Nabokov's concentration on Don Quixote in his 1951-1952 lectures influenced the writing of Lolita, published in 1955. Davenport speculates that «as [Nabokov] delivered these... lectures, part of his mind... must have been on a project concerning Courtly Love, its madness and follies, which would mature three years hence as Lolita» (xvii). Yet the resistance to the idea of imitation persists. Although Davenport finds a number of parallels between the two novels -the «picaresque journey as the 'harmonizing intuition' of the two works» (xvii), the madness of both «heroes»- he dismisses any notion of direct influence: «Lolita is too logically a progression of Nabokovian themes (the other as self, the generative power of delusions, the interplay of   —98→   sense and obsession) to have been influenced by a close and tedious reading of the Quixote» (xvii). Davenport's conclusion is complex, yet he seems to deny any immediate impact of Don Quixote on Lolita because he fails to perceive the implications of Nabokov's criticism of Cervantes. Moreover, one might ask, are not «the other as self», «the generative power of delusions», and «the interplay of sense and obsession», visibly Cervantine themes, too?
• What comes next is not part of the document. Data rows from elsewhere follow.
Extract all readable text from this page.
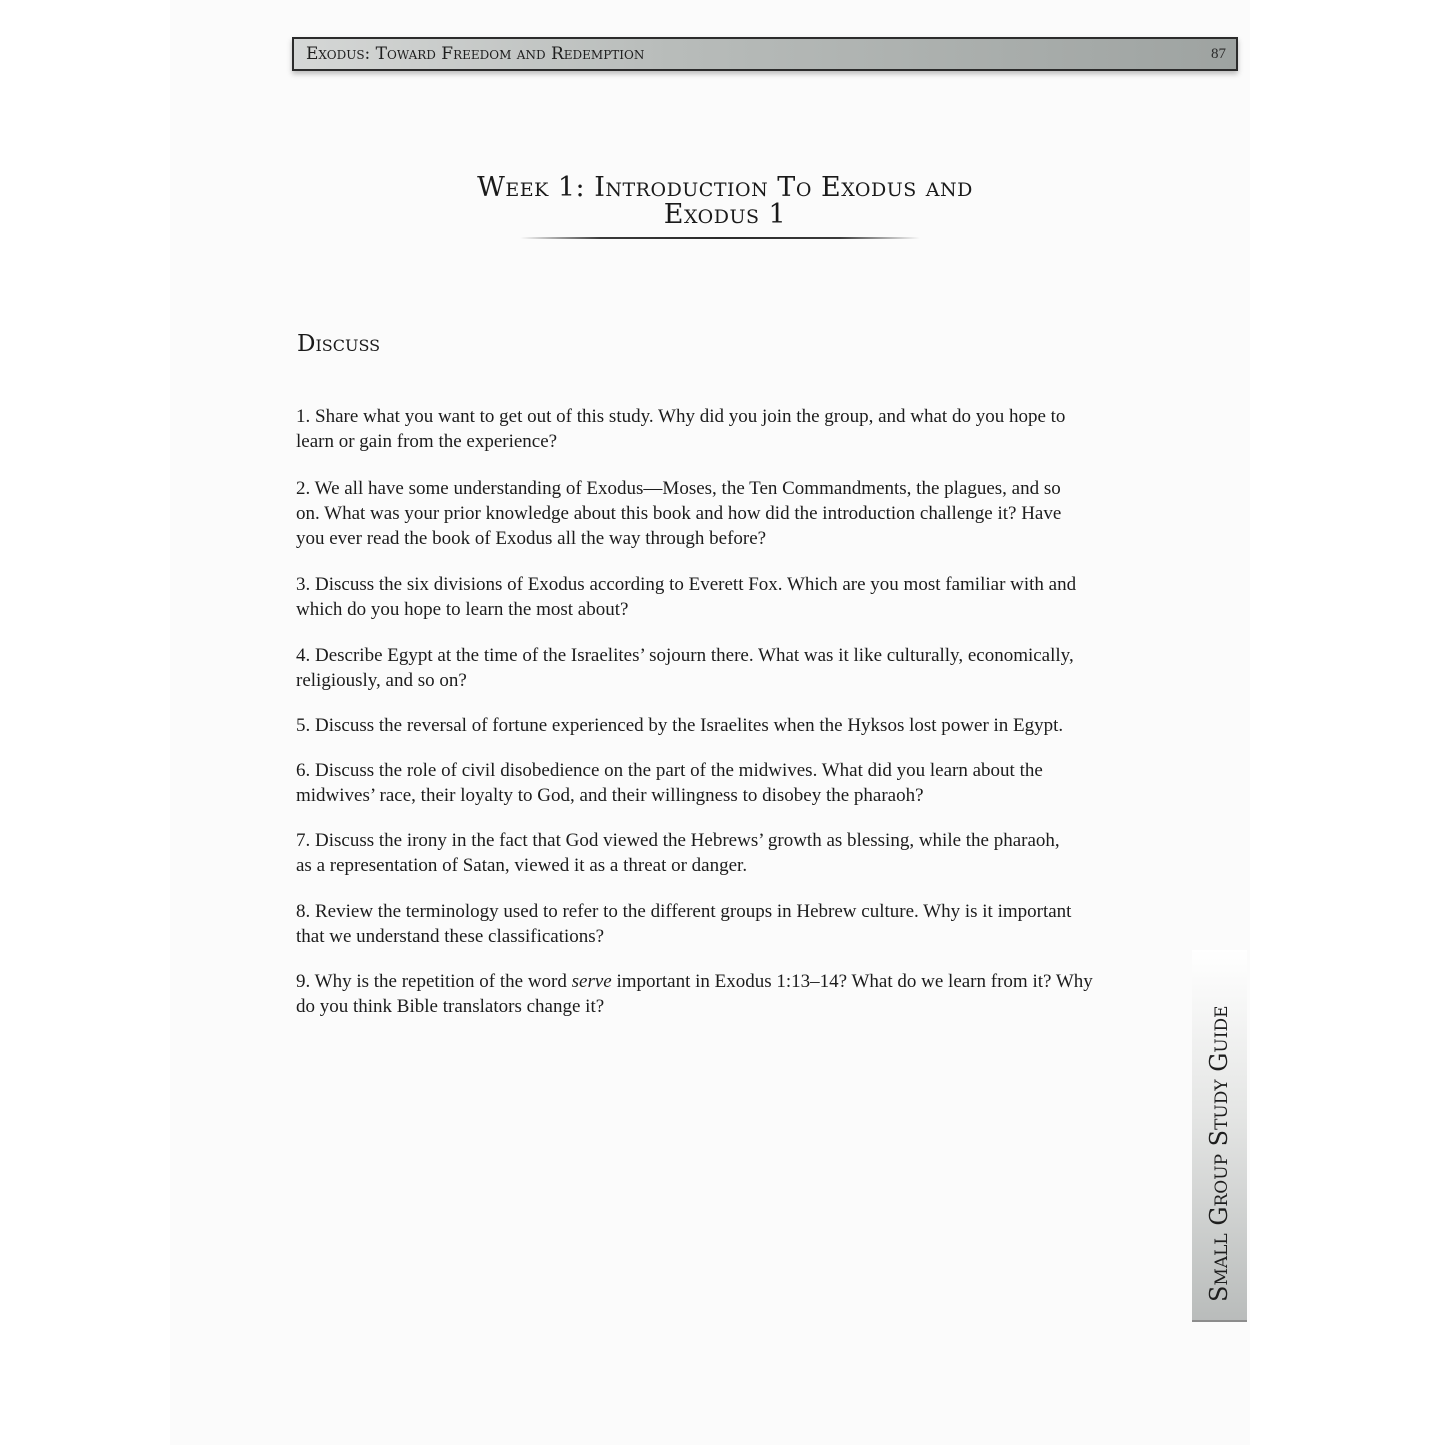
Exodus: Toward Freedom and Redemption	87
Week 1: Introduction To Exodus and
Exodus 1
Discuss
1. Share what you want to get out of this study. Why did you join the group, and what do you hope to
learn or gain from the experience?
2. We all have some understanding of Exodus—Moses, the Ten Commandments, the plagues, and so
on. What was your prior knowledge about this book and how did the introduction challenge it? Have
you ever read the book of Exodus all the way through before?
3. Discuss the six divisions of Exodus according to Everett Fox. Which are you most familiar with and
which do you hope to learn the most about?
4. Describe Egypt at the time of the Israelites’ sojourn there. What was it like culturally, economically,
religiously, and so on?
5. Discuss the reversal of fortune experienced by the Israelites when the Hyksos lost power in Egypt.
6. Discuss the role of civil disobedience on the part of the midwives. What did you learn about the
midwives’ race, their loyalty to God, and their willingness to disobey the pharaoh?
7. Discuss the irony in the fact that God viewed the Hebrews’ growth as blessing, while the pharaoh,
as a representation of Satan, viewed it as a threat or danger.
8. Review the terminology used to refer to the different groups in Hebrew culture. Why is it important
that we understand these classifications?
9. Why is the repetition of the word serve important in Exodus 1:13–14? What do we learn from it? Why
do you think Bible translators change it?	Small Group Study Guide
Critics might fail to apprehend the writers' common thematic interests, but Nabokov himself does not rebuke Cervantes exclusively for larger, preeminent issues. Nabokov detects an array of smaller «blemishes». In particular, he faults the ending of Don Quixote, because «when Don Quixote recants at the end of the book,... it is neither from gratitude to his Christian God, nor is it under divine compulsion -but because it conforms to the moral utilities of his dark day» (18). Nabokov seems not to notice that Cervantes is doing more than appealing to convention as an easy artistic solution to end his tale141. But Don Quixote's recantation exposes rather than «conforms to» the «moral utilities» of Cervantes' time. Nabokov misses the fine irony that Don Quixote is «confessing» to a compoundedly «mad» mission that sustains some of Christianity's loftiest, presumably antiquated, ideals. Don Quixote undertakes his quest, after all, because «many were the wrongs that had to be righted, grievances redressed, injustices made good, abuses removed, and duties discharged» (Cervantes 29). Don Quixote's final retraction represents more than his confessing to madness -it reflects his abandoning of an innocently noble and substantially Christian «mission». By having Don Quixote «confess», Cervantes unmasks both a virtue behind insanity, and an insanity behind a «virtuous» society's exacting of such «confessions».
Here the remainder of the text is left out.